Supah Jack and Über Charlie followed the cockroaches throughout the perilous jungle. That is, if a jungle can indeed be perilous. The insects of supposed Armageddon bringing doom led the dynamic duo to a cave. They of coarse went in, despite the fact that it had a sort of green slime dripping from its stalagmites/stalactites, had numerous signs out front saying "Beware of general evil that may lie afoot" and was, in short, evil looking. But hey, they ate smooshed Twinkies from the jungle floor. Charlie got some of his powers from a radioactive muffin (but more of that later.) Of coarse they would be dumb enough to go in.
"We could really use some flashlights," commented Charlie, referring to the cave's darkness.
"Dude! Yeah! Like Mulder and Scully!" said Supah Jack.
"Yes," said a sinister voice that came from the inky black depths of the cave, "Exactly like Mulder and Scully"
Our pair of heroes (as they like to be called) spun around lightning fast. "Gasp!" gasped Supah Jack, "It's Boogie on a Turd Lady!11"
And now, some helpful background information from the author, that may help you to better understand the following content.
Back in the day (when I was in 6th grade) my friend Chelsea and I were in band. We still are. We get to play Pirates of the Caribbean music! NeenerNeenerNeener! Ahem. Anyways, so in 6th grade, we had some contest thing we had to go to. We were told that we could go and purchase various delectable sugary products, as long as we could get any we didn't eat back to the room that our cases and jackets were in before some preformance we had to watch. Chelsea and I were late, and decided it was best to just run back. We were half way there when this…heavier woman comes in the middle of our path and says "STOP" in a tremendous God-like voice. We halted, and the Almighty Guard of the Hallway instructed us not to run, but to walk all the way back to the beginning of the hall, and make our way to the end. Quite flustered, we did so. When we came near her, she was talking to someone, and totally ignoring us. We ran the rest of the way, and were not late. However, that woman was eternally known to two girls in Illinois as 'Bogie on a Turd' lady. Or woman. Take your pick.
Back to the story now.
"Yes! Tis I! Now, you must fight my cockroach armies, or else they will rule the Island." (All villains on Da Island have a peculiar obsession with ruling it.)

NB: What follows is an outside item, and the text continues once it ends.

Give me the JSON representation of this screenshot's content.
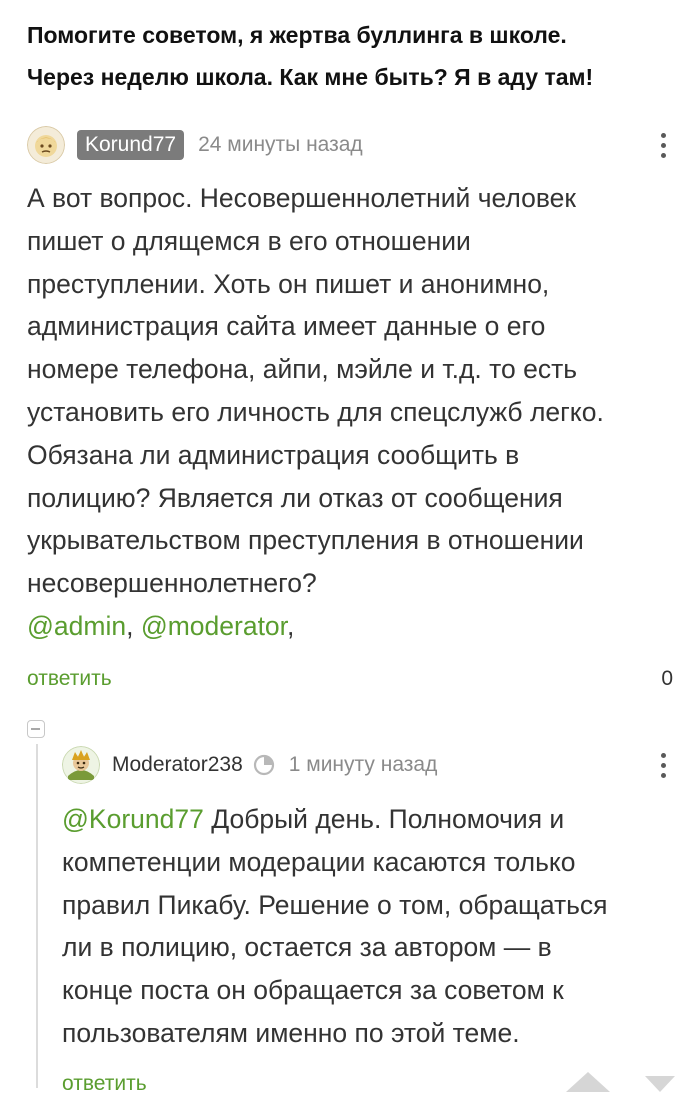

So they fought the bugs for many an hour. They soon grew weary, and thought that they could fight no longer. And the Bogie on a Turd Lady laughed a malicious laugh. Until Über Charlie remembered something that he had once saw on an American children's television program! Using his psychic powahs, he POOFed the cockroaches to Brazil, where Evil Industrialists built one of those damn dams in the way of their world conquest plans.
"NNNNNNNNOOOOOOOOOOOOoooooooooOOOOOoooooooooo….," yelled the Bogie on a Turd lady, as she slowly deflated.
To celebrate this defeat, Charlie and Jack held the greatest Luau themed roller disco that the Island had ever known, or ever will know. Even Billy Boyd came, and that totally proved its greatness.
But as everyone celebrated (most of them didn't know what they were rejoicing for) a new evil lurked in the jungle, waiting for the right time to strike, and set its brilliant plan into action. All it needed was time, and it had all the time in the world… If that makes any sense.
Oh my GOD! Longest chapter ever! Thanks for the reviews, and… all that stuff. Peace out!